9 . A device for determining the benignity or malignancy of a colorectal tumor, comprising the following units:
(1) sample unit for obtaining a test sample; (2) probe design unit for designing a probe specific for the sequence of an imprinted gene, wherein the probe is a sequence within an intron of the imprinted gene; (3) detection unit for performing in situ hybridization of the probe of step (2) to the test sample; (4) analysis unit for analyzing microscopic images and determining the expression level of the imprinted gene; wherein, the analysis unit is operated by calculating the expression of the imprinted gene with loss of imprinting, the expression of the imprinted gene with copy number variation and the total expression of the imprinted gene, and grading the expression of the imprinted gene with loss of imprinting and the expression of the imprinted gene with copy number variation, to determine the benignity or malignancy of the colorectal tumor.
10 . A method for determining the benignity or malignancy of a colorectal tumor in a subject and treating said subject in need of treatment, comprising the steps of:
(1) obtaining a test sample from the subject; (2) designing a probe specific for the sequence of an imprinted gene, wherein the probe is a sequence within an intron of the imprinted gene; (3) performing in situ hybridization of the probe of step (2) to the test sample; and (4) analyzing microscopic images and calculating the expression of the imprinted gene with loss of imprinting, the expression of the imprinted gene with copy number variation and the total expression of the imprinted gene, and grading the expression of the imprinted gene with loss of imprinting and the expression of the imprinted gene with copy number variation, to determine the benignity or malignancy of the colorectal tumor and treating the subject in need of treatment by administration of medication or other treatment in accordance with the determined benignity or malignancy of the tumor.
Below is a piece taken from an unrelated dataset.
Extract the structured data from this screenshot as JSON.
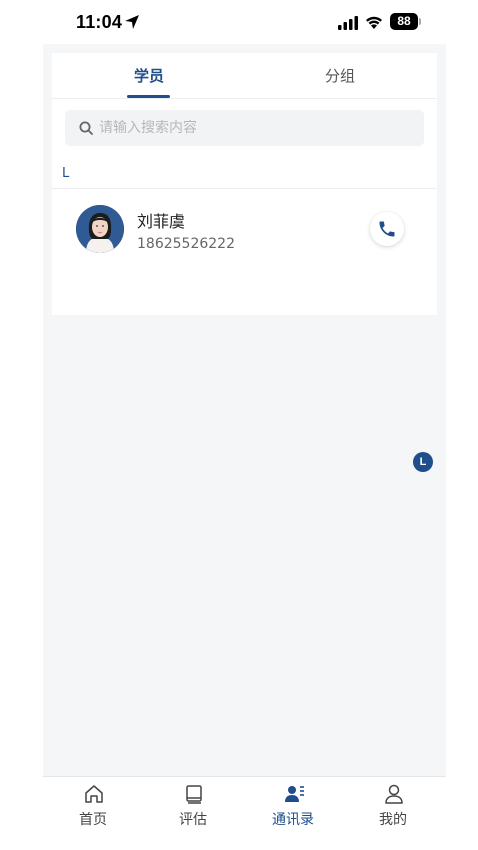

11 . The method according to claim 10 , wherein the test sample of step (1) is derived from human tissue and/or cells.
12 . The method according to claim 10 , wherein the test sample is a tissue paraffin section, an enteroscopy biopsy sample and/or exfoliated cells in stool.
13 . The method according to claim 10 , wherein the in situ hybridization is RNAscope in situ hybridization.
14 . The method according to claim 10 , wherein the RNAscope in situ hybridization is performed by using singleplex or multiplex color assay kit or singleplex or multiplex fluorescence assay kit, preferably singleplex red/brown color assay kit or multiplex fluorescence assay kit.
15 . The method according to claim 10 , wherein the benignity or malignancy of the colorectal tumor is classified as benign tumor, potential colorectal cancer, early colorectal cancer, moderate colorectal cancer, or advanced colorectal cancer.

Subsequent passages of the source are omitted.